Throughout the autobiographical show the tone is self-deprecating with Mclean depicting herself as shallow and hungry for appreciation. Mclean is constantly editorialising her speeches; explaining that her decision to adopt a child was mainly due to a smug desire to be one-up on the other mums at the school gates by modestly acknowledging the nobility of adoption. Even the decision to help mentor a vulnerable teenager is down-played with Mclean suggesting her role amounted to little more than a weekly gossip with the child. This, as it later turns out, is one of a number of red herrings skillfully laid to lull the audience into a false sense of security.
The technique used by Mclean is to open with a serious topic and then gradually find the funny side. The tone throughout is bawdy with Mclean exploring near the knuckle subjects with embarrassing regularity.
Appropriate Adult is a wide –ranging show and Mclean expands her personal crisis to include also the angst experienced by other Millennials so as to explore why her generation has made the conscious choice to refrain from having children. As with much of Appropriate Adult there is a flash of anger as Mclean wishes the Baby Boomer generation had exercised similar restraint.
The title of the show has a double meaning. As the show progresses Mclean constantly returns to her discussions with the teenager she is mentoring. Gradually the audience becomes aware of hints and clues that the child may have entered into a relationship with an adult that is most definitely not appropriate.
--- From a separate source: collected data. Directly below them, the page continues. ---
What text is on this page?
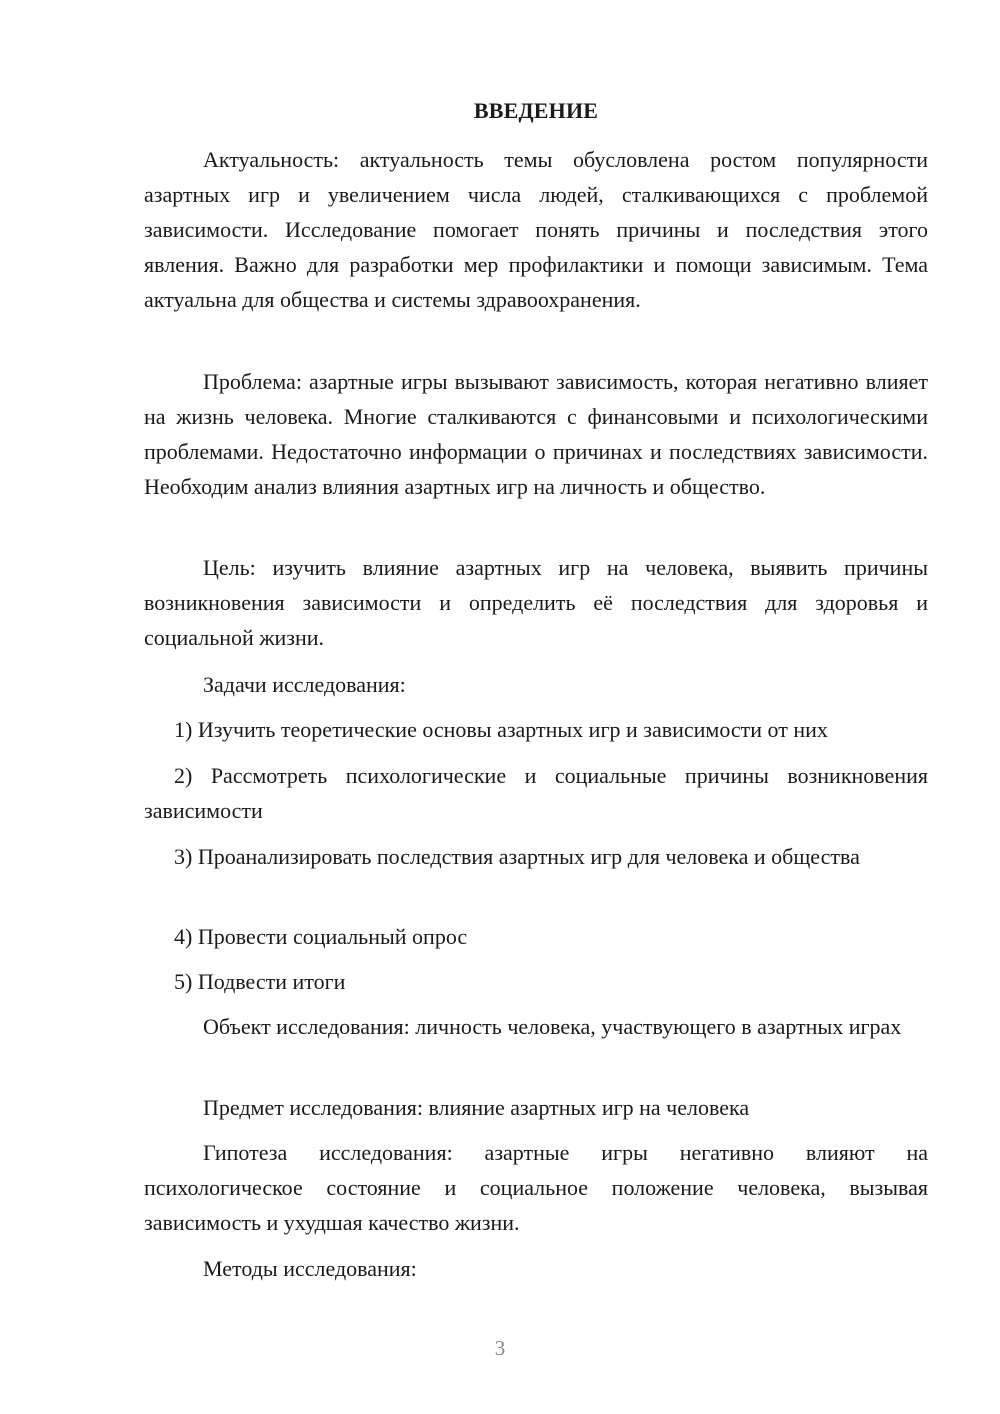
ВВЕДЕНИЕ

Актуальность: актуальность темы обусловлена ростом популярности азартных игр и увеличением числа людей, сталкивающихся с проблемой зависимости. Исследование помогает понять причины и последствия этого явления. Важно для разработки мер профилактики и помощи зависимым. Тема актуальна для общества и системы здравоохранения.

Проблема: азартные игры вызывают зависимость, которая негативно влияет на жизнь человека. Многие сталкиваются с финансовыми и психологическими проблемами. Недостаточно информации о причинах и последствиях зависимости. Необходим анализ влияния азартных игр на личность и общество.

Цель: изучить влияние азартных игр на человека, выявить причины возникновения зависимости и определить её последствия для здоровья и социальной жизни.

Задачи исследования:

1) Изучить теоретические основы азартных игр и зависимости от них

2) Рассмотреть психологические и социальные причины возникновения зависимости

3) Проанализировать последствия азартных игр для человека и общества

4) Провести социальный опрос

5) Подвести итоги

Объект исследования: личность человека, участвующего в азартных играх

Предмет исследования: влияние азартных игр на человека

Гипотеза исследования: азартные игры негативно влияют на психологическое состояние и социальное положение человека, вызывая зависимость и ухудшая качество жизни.

Методы исследования:

3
It is a stunning development allowing Mclean to darken the mood and shift from raucous, profane comedy towards a bittersweet conclusion.
There was a trend a few years ago for comedians to use harrowing personal experiences as a cheap way of gaining audience sympathy. Mclean does not take this approach; she is sufficiently self-aware to acknowledge that while some of the events described in the show were traumatic at the time the decisions taken were correct. Appropriate Adult is one of the best examples of autobiographical comedy exploring deeply personal topics without any self-pity and ensuring that the jokes flow thick and fast so that the audience can accept the bitterness as part of the comedy.